- REUTERS/Mike Blake
Salesforce shares are popping 5.5% in after hours trading after the company beat Wall Street’s Q1 financial targets across the board.
Here are the most important numbers from Salesforce’s earning report:
EPS (non-GAAP): $0.24 per share vs. $0.23 per share expected by analystsRevenue: $1.92 billion (up 27% year-over-year) vs. $1.89 billion expected by analysts
Salesforce has been on a roll lately, consistently beating street estimates over the past few years. With more and more companies making the shift to the cloud, Salesforce has been a major beneficiary and has been able to quickly expand its business.
Salesforce raised its revenue guidance for the full year to the range of $8.16 billion to $8.20 billion. For the second quarter, Salesforce expects to report revenue in the range of $2.005 billion to $2.015 billion, up 23% from the same period of last year, despite experiencing a major server outage last week.

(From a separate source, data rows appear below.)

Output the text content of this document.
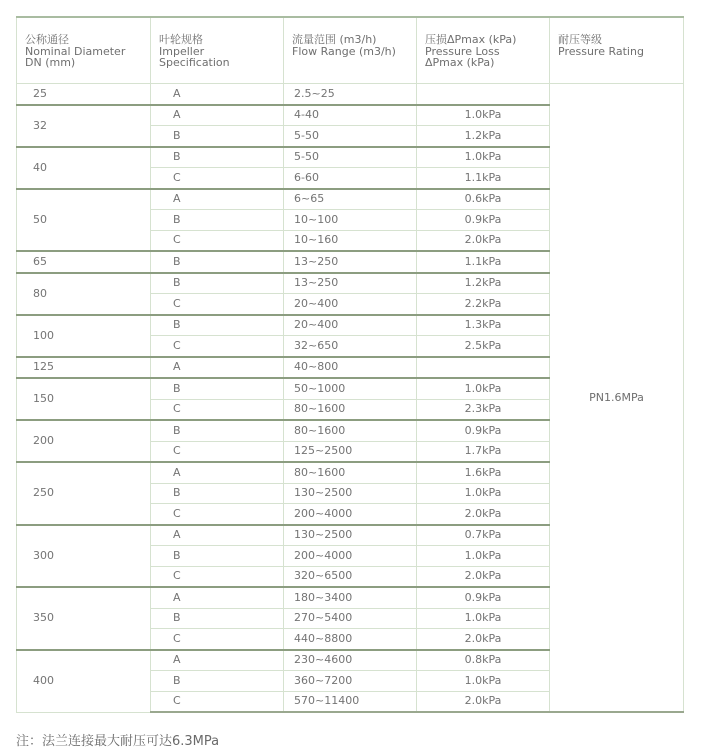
公称通径
Nominal Diameter
DN (mm)	叶轮规格
Impeller
Specification	流量范围 (m3/h)
Flow Range (m3/h)	压损ΔPmax (kPa)
Pressure Loss
ΔPmax (kPa)	耐压等级
Pressure Rating

25	A	2.5~25		PN1.6MPa
32	A	4-40	1.0kPa	
	B	5-50	1.2kPa	
40	B	5-50	1.0kPa	
	C	6-60	1.1kPa	
50	A	6~65	0.6kPa	
	B	10~100	0.9kPa	
	C	10~160	2.0kPa	
65	B	13~250	1.1kPa	
80	B	13~250	1.2kPa	
	C	20~400	2.2kPa	
100	B	20~400	1.3kPa	
	C	32~650	2.5kPa	
125	A	40~800		
150	B	50~1000	1.0kPa	
	C	80~1600	2.3kPa	
200	B	80~1600	0.9kPa	
	C	125~2500	1.7kPa	
250	A	80~1600	1.6kPa	
	B	130~2500	1.0kPa	
	C	200~4000	2.0kPa	
300	A	130~2500	0.7kPa	
	B	200~4000	1.0kPa	
	C	320~6500	2.0kPa	
350	A	180~3400	0.9kPa	
	B	270~5400	1.0kPa	
	C	440~8800	2.0kPa	
400	A	230~4600	0.8kPa	
	B	360~7200	1.0kPa	
	C	570~11400	2.0kPa	
注：法兰连接最大耐压可达6.3MPa
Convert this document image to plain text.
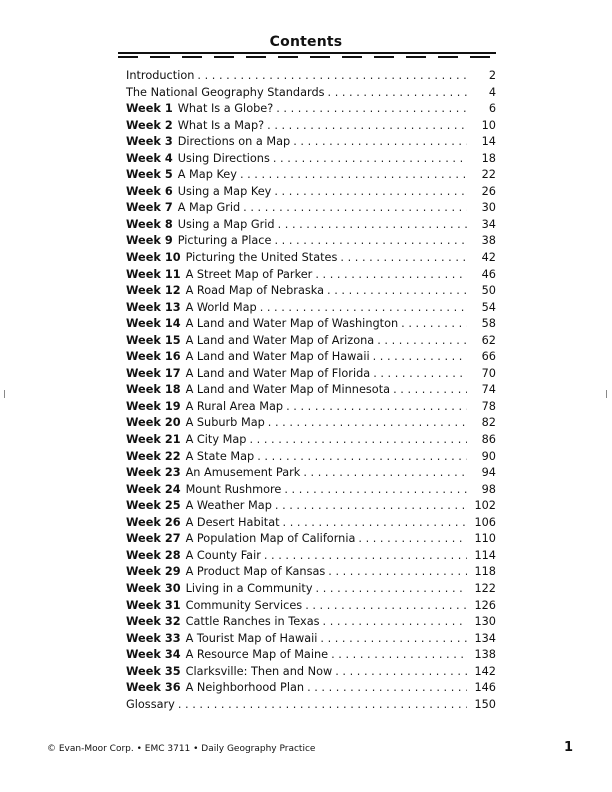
Contents
Introduction . . .	2
The National Geography Standards . . .	4
Week 1 What Is a Globe? . . .	6
Week 2 What Is a Map? . . .	10
Week 3 Directions on a Map . . .	14
Week 4 Using Directions . . .	18
Week 5 A Map Key . . .	22
Week 6 Using a Map Key . . .	26
Week 7 A Map Grid . . .	30
Week 8 Using a Map Grid . . .	34
Week 9 Picturing a Place . . .	38
Week 10 Picturing the United States . . .	42
Week 11 A Street Map of Parker . . .	46
Week 12 A Road Map of Nebraska . . .	50
Week 13 A World Map . . .	54
Week 14 A Land and Water Map of Washington . . .	58
Week 15 A Land and Water Map of Arizona . . .	62
Week 16 A Land and Water Map of Hawaii . . .	66
Week 17 A Land and Water Map of Florida . . .	70
Week 18 A Land and Water Map of Minnesota . . .	74
Week 19 A Rural Area Map . . .	78
Week 20 A Suburb Map . . .	82
Week 21 A City Map . . .	86
Week 22 A State Map . . .	90
Week 23 An Amusement Park . . .	94
Week 24 Mount Rushmore . . .	98
Week 25 A Weather Map . . .	102
Week 26 A Desert Habitat . . .	106
Week 27 A Population Map of California . . .	110
Week 28 A County Fair . . .	114
Week 29 A Product Map of Kansas . . .	118
Week 30 Living in a Community . . .	122
Week 31 Community Services . . .	126
Week 32 Cattle Ranches in Texas . . .	130
Week 33 A Tourist Map of Hawaii . . .	134
Week 34 A Resource Map of Maine . . .	138
Week 35 Clarksville: Then and Now . . .	142
Week 36 A Neighborhood Plan . . .	146
Glossary . . .	150
© Evan-Moor Corp. • EMC 3711 • Daily Geography Practice	1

Salesforce continues to prove it has a strong cash-generating business, as it recorded $1.05 billion in operating cash flow in the first quarter. Its deferred revenue and unbilled deferred revenue each came in at $4.01 billion and $7.6 billion, respectively, showing there’s over $11 billion in booked contracts that have not been recorded as actual revenue yet.
A lot of this is being propelled by signing huge, enterprise-level contracts that are worth more than $100 million. Last quarter, it said it signed two new 9-figure contracts, and this quarter it looks like it signed another $100 million-plus deal.
“We continued to drive larger and more strategic transactions in the first quarter, including yet another 9-figure transaction. No other enterprise software company is building strategic relationships of this size and scale-and certainly not at this pace,” Salesforce COO Keith Block said in a statement.